Une Décision Historique du Gouvernement Libanais
Le gouvernement libanais a récemment pris une décision majeure concernant le désarmement du Hezbollah, une initiative qui suscite à la fois des espoirs et des doutes. Lors d’une réunion à Beyrouth, Morgan Ortagus, émissaire américaine, a déclaré que cette décision devait maintenant se concrétiser : « Il s’agit d’actes, pas seulement de mots ». Cette déclaration souligne l’importance d’une mise en œuvre tangible des politiques gouvernementales.

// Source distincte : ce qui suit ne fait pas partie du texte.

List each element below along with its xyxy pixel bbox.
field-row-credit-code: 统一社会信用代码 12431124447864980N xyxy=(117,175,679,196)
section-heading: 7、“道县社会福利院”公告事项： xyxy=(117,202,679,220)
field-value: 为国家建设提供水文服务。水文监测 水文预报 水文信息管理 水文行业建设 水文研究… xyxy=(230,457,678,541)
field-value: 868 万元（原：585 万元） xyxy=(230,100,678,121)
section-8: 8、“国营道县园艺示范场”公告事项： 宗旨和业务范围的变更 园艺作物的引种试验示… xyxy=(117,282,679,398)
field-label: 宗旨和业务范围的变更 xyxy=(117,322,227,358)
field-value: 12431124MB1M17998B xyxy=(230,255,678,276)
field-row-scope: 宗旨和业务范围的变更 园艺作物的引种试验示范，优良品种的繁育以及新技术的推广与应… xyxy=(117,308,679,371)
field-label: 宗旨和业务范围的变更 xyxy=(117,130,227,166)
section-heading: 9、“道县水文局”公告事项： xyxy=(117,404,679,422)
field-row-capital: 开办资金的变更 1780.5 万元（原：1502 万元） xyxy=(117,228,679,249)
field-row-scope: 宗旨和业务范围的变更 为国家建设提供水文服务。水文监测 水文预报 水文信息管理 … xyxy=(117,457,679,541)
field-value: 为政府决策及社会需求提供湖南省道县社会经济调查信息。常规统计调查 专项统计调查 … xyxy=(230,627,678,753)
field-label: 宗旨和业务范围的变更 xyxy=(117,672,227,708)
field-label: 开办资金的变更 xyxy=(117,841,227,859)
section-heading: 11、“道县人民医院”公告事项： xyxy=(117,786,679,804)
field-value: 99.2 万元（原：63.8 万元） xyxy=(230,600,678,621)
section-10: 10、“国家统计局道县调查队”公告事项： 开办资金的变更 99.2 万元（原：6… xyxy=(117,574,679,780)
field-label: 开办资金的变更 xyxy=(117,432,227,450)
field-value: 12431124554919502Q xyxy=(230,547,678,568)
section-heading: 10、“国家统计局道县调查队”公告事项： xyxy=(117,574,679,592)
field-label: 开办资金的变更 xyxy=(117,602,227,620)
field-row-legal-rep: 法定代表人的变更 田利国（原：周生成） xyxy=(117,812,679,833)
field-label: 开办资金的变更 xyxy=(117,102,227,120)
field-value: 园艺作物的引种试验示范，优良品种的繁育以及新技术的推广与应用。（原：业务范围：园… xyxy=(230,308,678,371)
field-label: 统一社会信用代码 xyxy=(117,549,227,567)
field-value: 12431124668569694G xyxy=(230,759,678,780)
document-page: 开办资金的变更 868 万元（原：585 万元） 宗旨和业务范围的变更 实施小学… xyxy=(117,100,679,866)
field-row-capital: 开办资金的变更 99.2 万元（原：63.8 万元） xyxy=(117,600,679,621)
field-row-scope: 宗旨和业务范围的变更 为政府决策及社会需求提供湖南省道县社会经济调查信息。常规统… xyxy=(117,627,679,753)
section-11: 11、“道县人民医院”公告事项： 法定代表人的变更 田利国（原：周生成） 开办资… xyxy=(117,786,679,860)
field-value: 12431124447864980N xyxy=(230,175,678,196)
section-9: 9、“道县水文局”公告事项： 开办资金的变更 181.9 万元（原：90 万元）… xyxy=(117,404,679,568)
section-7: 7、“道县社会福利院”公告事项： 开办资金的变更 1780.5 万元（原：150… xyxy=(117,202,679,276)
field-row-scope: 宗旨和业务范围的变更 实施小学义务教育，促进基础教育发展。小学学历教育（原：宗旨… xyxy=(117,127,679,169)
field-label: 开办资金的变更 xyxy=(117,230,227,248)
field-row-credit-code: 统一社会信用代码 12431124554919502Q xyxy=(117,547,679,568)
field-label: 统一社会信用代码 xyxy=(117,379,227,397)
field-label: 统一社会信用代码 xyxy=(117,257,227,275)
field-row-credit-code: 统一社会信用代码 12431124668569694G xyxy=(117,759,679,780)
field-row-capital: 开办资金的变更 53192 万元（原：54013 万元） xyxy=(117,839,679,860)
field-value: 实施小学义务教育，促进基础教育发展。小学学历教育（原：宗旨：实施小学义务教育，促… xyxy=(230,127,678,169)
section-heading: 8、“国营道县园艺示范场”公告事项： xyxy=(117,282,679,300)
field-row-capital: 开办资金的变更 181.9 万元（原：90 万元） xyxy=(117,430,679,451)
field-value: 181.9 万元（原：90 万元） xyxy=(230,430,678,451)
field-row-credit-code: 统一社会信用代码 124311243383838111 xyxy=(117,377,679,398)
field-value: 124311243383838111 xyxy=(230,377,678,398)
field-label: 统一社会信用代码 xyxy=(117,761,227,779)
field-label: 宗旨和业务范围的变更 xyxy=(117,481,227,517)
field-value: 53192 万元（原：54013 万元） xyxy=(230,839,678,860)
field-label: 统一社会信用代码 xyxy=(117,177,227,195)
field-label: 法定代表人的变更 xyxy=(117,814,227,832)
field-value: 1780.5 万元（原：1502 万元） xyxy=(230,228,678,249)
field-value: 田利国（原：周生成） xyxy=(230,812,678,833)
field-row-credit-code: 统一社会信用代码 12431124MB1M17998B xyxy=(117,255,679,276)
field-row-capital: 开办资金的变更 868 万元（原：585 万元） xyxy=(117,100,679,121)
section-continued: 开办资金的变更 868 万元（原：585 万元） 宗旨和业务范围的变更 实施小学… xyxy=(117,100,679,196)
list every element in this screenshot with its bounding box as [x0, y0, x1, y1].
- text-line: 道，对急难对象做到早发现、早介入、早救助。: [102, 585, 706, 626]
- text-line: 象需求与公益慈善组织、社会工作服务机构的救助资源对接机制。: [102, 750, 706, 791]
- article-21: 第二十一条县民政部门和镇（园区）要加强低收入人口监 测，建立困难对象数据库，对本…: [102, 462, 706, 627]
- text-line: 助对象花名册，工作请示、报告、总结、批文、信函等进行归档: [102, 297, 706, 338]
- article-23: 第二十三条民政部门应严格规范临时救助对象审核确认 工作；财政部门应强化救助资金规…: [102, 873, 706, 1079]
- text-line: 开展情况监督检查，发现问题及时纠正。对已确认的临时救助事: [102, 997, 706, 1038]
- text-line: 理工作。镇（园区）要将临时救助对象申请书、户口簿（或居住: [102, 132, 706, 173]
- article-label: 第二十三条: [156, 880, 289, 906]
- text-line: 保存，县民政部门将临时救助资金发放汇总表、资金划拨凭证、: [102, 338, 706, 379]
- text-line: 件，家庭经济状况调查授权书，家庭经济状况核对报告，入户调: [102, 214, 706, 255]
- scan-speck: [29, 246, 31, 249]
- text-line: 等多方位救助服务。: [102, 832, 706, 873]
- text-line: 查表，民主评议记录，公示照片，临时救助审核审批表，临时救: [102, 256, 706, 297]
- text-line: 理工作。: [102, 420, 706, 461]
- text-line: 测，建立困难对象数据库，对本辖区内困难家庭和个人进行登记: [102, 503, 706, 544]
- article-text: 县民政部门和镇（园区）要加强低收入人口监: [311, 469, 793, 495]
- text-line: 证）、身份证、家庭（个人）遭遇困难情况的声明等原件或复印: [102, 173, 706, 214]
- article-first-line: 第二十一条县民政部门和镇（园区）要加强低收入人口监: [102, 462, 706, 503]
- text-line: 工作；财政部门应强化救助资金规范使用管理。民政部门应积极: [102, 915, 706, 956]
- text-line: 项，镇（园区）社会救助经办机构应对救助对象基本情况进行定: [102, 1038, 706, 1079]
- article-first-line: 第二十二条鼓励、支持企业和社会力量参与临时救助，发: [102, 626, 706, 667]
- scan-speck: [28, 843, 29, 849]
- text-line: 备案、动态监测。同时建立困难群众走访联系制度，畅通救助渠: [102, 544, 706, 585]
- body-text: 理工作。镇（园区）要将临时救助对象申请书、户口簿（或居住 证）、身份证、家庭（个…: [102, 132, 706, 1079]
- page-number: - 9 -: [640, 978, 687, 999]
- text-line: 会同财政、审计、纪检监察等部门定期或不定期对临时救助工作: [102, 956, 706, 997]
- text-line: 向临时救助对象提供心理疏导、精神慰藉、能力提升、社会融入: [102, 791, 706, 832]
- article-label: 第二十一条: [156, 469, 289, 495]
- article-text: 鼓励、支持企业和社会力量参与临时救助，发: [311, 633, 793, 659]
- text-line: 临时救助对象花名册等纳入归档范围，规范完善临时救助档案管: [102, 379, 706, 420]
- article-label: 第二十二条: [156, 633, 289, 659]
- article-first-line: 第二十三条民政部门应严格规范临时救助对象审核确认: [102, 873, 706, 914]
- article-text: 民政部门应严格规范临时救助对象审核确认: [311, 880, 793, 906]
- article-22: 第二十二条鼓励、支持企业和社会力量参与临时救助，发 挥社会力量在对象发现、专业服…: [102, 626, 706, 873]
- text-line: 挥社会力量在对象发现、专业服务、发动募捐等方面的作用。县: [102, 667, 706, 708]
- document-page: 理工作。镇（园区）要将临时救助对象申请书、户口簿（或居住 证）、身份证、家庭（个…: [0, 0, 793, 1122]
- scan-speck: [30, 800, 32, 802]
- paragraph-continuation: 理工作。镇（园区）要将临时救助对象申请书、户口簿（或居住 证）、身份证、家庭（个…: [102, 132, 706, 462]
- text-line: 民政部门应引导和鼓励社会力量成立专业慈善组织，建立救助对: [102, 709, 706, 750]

Israël Ouvert à des Avancées Progressives
Lors de la même réunion, Ortagus a mentionné que « Israël est prêt à avancer pas à pas ». Ce processus pourrait se traduire par des « petits pas » vers la paix, en fonction des actions du gouvernement libanais. Cela implique une promesse d’encouragement réciproque entre les autorités israéliennes et libanaises.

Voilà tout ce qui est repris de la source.